Wednesday, 12 October 2022

Joint Oireachtas Committee on Agriculture, Food and the Marine

Impact of Peat Shortages on the Horticulture Industry: Discussion (Resumed)

Ms Orla McManus:

A lot of alternatives have been considered through the working group and so on. None of the alternatives proposed by the working group would work for us. Coir from India and Sri Lanka is not an option for us due to the cost. The tiniest increase in costs is now enough to make a grower non-viable. Members of the Commercial Mushroom Producers Co-Operative Society, CMP, are working together. I do not believe what is happening here is happening anywhere else in the world. We have growers, composters, harvesters, laboratories and trained people teaching people how to pick mushrooms. It is about the synergy of all of these working together. It is not simply about a laboratory trying to develop an alternative. There is on-site development with people who have built up expertise in the mushroom industry over years. These are all coming together. It is only because we have that and because our members are willing to invest up to a point - as I keep saying, we really need support - that we now have a workable option. However, it is nowhere near commercial scale yet. It is still at trial level. We think we will get to 2030. All of our stakeholders are from across the mushroom industry but, even if we get a substrate that looks like it might work, it must have no nutrition and not inflate the compost it is going on top of or soak up and leech all of our water. It is very hard to find that combination. We think we now have something. The yields are not optimal, which means we must keep developing our blueprint and may have to alter how we ruffle, water or fill or how we pick the mushrooms. The product mix we offer to supermarkets may also need to change.

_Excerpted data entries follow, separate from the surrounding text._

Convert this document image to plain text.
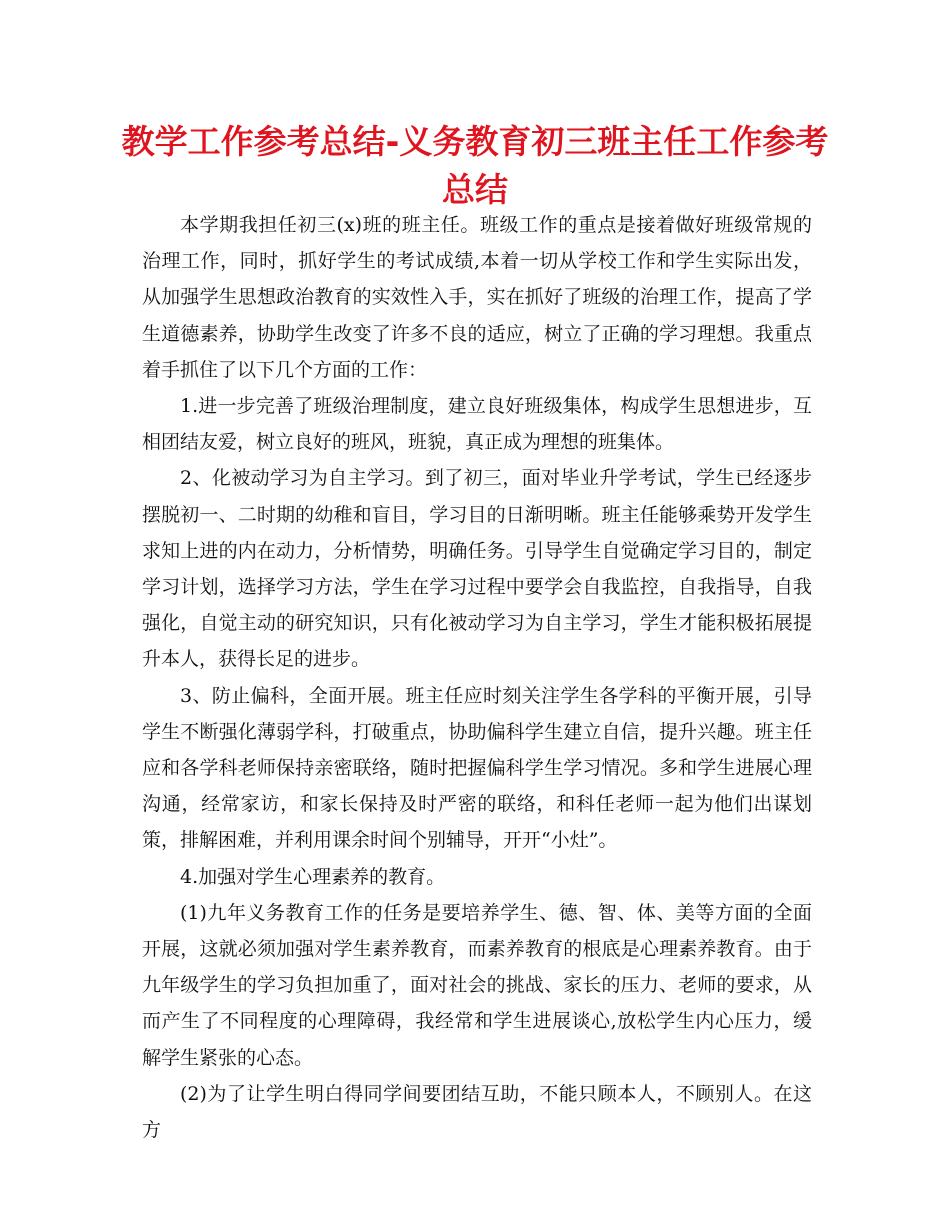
教学工作参考总结-义务教育初三班主任工作参考总结

本学期我担任初三(x)班的班主任。班级工作的重点是接着做好班级常规的治理工作，同时，抓好学生的考试成绩,本着一切从学校工作和学生实际出发，从加强学生思想政治教育的实效性入手，实在抓好了班级的治理工作，提高了学生道德素养，协助学生改变了许多不良的适应，树立了正确的学习理想。我重点着手抓住了以下几个方面的工作：

1.进一步完善了班级治理制度，建立良好班级集体，构成学生思想进步，互相团结友爱，树立良好的班风，班貌，真正成为理想的班集体。

2、化被动学习为自主学习。到了初三，面对毕业升学考试，学生已经逐步摆脱初一、二时期的幼稚和盲目，学习目的日渐明晰。班主任能够乘势开发学生求知上进的内在动力，分析情势，明确任务。引导学生自觉确定学习目的，制定学习计划，选择学习方法，学生在学习过程中要学会自我监控，自我指导，自我强化，自觉主动的研究知识，只有化被动学习为自主学习，学生才能积极拓展提升本人，获得长足的进步。

3、防止偏科，全面开展。班主任应时刻关注学生各学科的平衡开展，引导学生不断强化薄弱学科，打破重点，协助偏科学生建立自信，提升兴趣。班主任应和各学科老师保持亲密联络，随时把握偏科学生学习情况。多和学生进展心理沟通，经常家访，和家长保持及时严密的联络，和科任老师一起为他们出谋划策，排解困难，并利用课余时间个别辅导，开开“小灶”。

4.加强对学生心理素养的教育。

(1)九年义务教育工作的任务是要培养学生、德、智、体、美等方面的全面开展，这就必须加强对学生素养教育，而素养教育的根底是心理素养教育。由于九年级学生的学习负担加重了，面对社会的挑战、家长的压力、老师的要求，从而产生了不同程度的心理障碍，我经常和学生进展谈心,放松学生内心压力，缓解学生紧张的心态。

(2)为了让学生明白得同学间要团结互助，不能只顾本人，不顾别人。在这方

This comes at a cost. We cannot produce a conventional mushroom for £2 a kilo anymore. When this substrate is used, it is now £2.50 and that is if we can get the same yield, so we are still a way off. We need support. This is being driven by industry because we feel we have no other option. While it was always going to be the way that we went, this has put a fire underneath us. Our industry does not have money to be playing around with. If we are to be bothered investing, we would like some kind of certainty that we will still be here next year.